Peter stepped into the room. There was a bat on the floor—he touched it with the tip of a shoe and rolled it toward himself, and then pushed it silently under the bed. His eyes had adjusted and he could see the boy’s face now, in profile against his pillow. He recognized the spiky blond hair over the forehead. He saw it in his mind’s eye, bent down against the small of his daughter’s back, her face buried in the boy’s groin, the boy’s eyes closed, as now, only more conscious, the lids clenching and unclenching. He knew, when he’d looked at the image, what the boy was feeling; there was no end to the likenesses he’d sensed when he’d looked at that video. He’d even remembered, for the first time in many years, his earliest kiss. It was on a dare, in a closet, and the closet was as dark as the boy’s room. The girl’s name was Casey. She was small and limber; he recalled that she was a gymnast. Her mouth had tasted metallic. Someone shouted “Time!” outside the door, and they’d pulled away, and Peter had become immediately aware of the fact that his erection hurt. He was thirteen then. If they hadn’t called time, if he’d been alone with her in there, would the urgency of the sensations in his body have compelled him to carry the encounter further? What if Casey had resisted him? What if she’d pushed him on?

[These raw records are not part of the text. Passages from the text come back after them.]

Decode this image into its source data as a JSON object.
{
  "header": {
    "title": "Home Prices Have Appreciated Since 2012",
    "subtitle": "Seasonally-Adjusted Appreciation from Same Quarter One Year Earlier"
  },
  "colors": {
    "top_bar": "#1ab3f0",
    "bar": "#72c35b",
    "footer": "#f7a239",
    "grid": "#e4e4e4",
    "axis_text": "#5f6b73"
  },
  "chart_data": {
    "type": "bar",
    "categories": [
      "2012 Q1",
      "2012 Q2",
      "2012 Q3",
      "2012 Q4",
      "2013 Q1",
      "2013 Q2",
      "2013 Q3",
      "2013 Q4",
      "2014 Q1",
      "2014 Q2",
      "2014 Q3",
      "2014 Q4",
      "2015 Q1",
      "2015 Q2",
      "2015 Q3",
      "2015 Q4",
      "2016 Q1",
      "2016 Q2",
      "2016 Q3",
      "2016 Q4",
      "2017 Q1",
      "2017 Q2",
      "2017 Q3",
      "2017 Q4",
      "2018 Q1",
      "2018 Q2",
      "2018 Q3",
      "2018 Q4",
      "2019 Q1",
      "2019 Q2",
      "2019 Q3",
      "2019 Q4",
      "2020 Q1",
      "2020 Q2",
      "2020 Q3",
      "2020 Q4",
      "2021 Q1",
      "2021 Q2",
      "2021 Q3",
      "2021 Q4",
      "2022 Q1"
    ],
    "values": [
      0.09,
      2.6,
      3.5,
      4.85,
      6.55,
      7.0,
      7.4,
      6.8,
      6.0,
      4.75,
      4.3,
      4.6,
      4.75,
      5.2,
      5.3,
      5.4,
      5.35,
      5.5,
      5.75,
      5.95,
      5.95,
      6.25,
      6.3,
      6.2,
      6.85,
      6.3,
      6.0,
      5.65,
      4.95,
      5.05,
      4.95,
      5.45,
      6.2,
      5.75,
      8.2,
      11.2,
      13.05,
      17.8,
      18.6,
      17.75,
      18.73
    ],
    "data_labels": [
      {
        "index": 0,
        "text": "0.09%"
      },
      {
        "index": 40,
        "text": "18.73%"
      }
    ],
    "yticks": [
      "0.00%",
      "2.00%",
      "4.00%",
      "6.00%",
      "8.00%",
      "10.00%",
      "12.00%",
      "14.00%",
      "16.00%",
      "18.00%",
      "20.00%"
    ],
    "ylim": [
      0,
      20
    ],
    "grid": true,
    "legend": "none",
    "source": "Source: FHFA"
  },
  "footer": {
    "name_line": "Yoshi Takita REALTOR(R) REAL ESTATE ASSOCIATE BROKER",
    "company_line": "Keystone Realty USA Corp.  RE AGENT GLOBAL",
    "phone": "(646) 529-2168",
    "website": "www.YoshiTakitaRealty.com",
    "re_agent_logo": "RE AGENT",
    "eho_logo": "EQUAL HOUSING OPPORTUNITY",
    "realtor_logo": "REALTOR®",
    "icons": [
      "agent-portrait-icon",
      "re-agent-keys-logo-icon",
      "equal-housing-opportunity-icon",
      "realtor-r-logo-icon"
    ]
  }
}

His body felt cool in the comfortable dark of the boy’s room, and except for the back of his neck, his skin was dry. He could see the outline of the boy’s scapulae and the side of the multi-panelled cranium, the bone that was so fragile in babies that it was the one most frequently broken in newborns, the plates of the cranium sliding over the grey ocean below it.

The boy stirred in the bed, and Peter stilled himself. He heard him take a deep waking breath, and the boy turned his head on the pillow, so that he was looking toward the foot of the bed. He called out quietly. He was seeing his father in the doorway, in the gloom. He got no answer and raised himself on one elbow and squinted out into the dark. Peter could see his face clearly now, there was no doubt in his mind, he would not be punishing the wrong person. The boy looked confused, and stayed silent, not certain of where he was, or even if he was dreaming.

“Go back to sleep,” Peter said. He made no effort to disguise his voice. The stillness between himself and the boy drew out and neither of them moved. “Go back to sleep.”

The boy let himself back down onto the pillow and pulled his covers about himself. In a matter of a few seconds, his breathing slowed down again, deep dreaming breaths, the boy’s mind sliding to another place. Peter watched him.